I am trying to understand the big picture around Seiberg-Witten invariants of 4-manifolds. Of course, this points to Taubes work on Gromov-Witten invariants of symplectic manifolds.

It is striking to me that both developments arise, essentially, by studying spaces of functions that satisfy non-linear elliptic equations. For Seiberg-Witten, one studies moduli spaces of sections of bundles over a 4-manifold modulo a gauge group action. In the case of Gromov-Witten, one analyzes spaces of special maps from surfaces to symplectic manifolds.

Perhaps someone has cataloged or systematically studied which elliptic moduli spaces produce "useful" invariants of the underlying geometric structures. Is it a work of genius ala Gromov and Witten to suggest these equations or do we have some methodical process whereby we can define (or guess) such a useful equation and resulting moduli space? For example, might there be a Witten-like equation which helps elucidate contact structures on 7-manifolds, etc?

So my question is, what other Witten-like moduli spaces can be used to define invariants of geometric structures?

Answer 1

One general lesson we can learn from the work of Witten and others is that supersymmetric field theories are a systematic source of deep invariants (in the form of moduli spaces from the classical theories and meaningful linearizations of them from the quantum theories, to oversimplify egregiously). In other words one general principle is to look for representations of super-Lie algebras extending the symmetries of space(time) on spaces of fields (functions, spinors, maps, connections, and other local expressions).

While this might initially seem as 1. an ad hoc principle, and 2. as hopelessly general, it turns out to be neither. It is a unifying theme to many (most?) of the applications of stringy physics to math; and there are remarkable classification results (due to Nahm and others) saying that there are far far fewer such theories than you might originally think. Namely there are strict bounds in terms of the dimension of space to how big a supersymmetry algebra you can find, if you bound the spin of the fields you consider (ie if you want to consider equations involving only scalars, or only scalar and one-forms, or only up to two-forms [gravity]-- physicists tell us to look no further than that, and therefore at no higher than 11 dimensions..)

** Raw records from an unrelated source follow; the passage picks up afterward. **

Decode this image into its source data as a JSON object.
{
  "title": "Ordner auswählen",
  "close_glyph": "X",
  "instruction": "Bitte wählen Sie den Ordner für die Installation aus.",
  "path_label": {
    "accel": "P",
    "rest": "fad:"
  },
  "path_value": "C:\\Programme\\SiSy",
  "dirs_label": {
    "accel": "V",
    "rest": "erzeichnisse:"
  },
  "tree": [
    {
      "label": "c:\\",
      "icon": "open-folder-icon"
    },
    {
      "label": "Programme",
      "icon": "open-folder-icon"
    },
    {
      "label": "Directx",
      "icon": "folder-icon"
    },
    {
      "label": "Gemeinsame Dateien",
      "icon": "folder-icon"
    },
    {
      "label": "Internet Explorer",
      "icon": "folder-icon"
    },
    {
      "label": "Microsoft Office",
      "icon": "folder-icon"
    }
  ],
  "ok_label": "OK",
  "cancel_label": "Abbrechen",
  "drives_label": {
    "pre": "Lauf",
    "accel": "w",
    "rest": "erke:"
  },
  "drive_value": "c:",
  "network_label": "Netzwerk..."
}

Since there turn out to be very very few "maximally supersymmetric" equations you can write down, kind of like exceptional Lie groups or other exceptional objects in math, each turns out to be amazingly meaningful and applicable and provides a powerful guiding principle for mathematicians asking the kind of question you're asking. For example you can ask "hmm.. how can I interpret Khovanov homology in terms of elliptic equations or field theory somehow?" Well if you're Witten this summer, you answer: well I need a supersymmetric field theory, I realize it needs to have more than four dimensions, there's basically one super special theory I know that lives in 6 dimensions, so I should look for which geometry to stick in my two extra dimensions to get what I want, and there aren't so many options, I find that taking the plane and modding out by rotations is the most reasonable choice, and bam! I have a new construction of Khovanov and in fact an extension of it to a full-fledged 4d TFT..

I recommend the expository articles of Dan Freed (with Deligne in the IAS QFT volumes, and his Five Lectures of Supersymmetry, and a PCMI proceedings) for intros for mathematicians to supersymmetry, classical and quantum.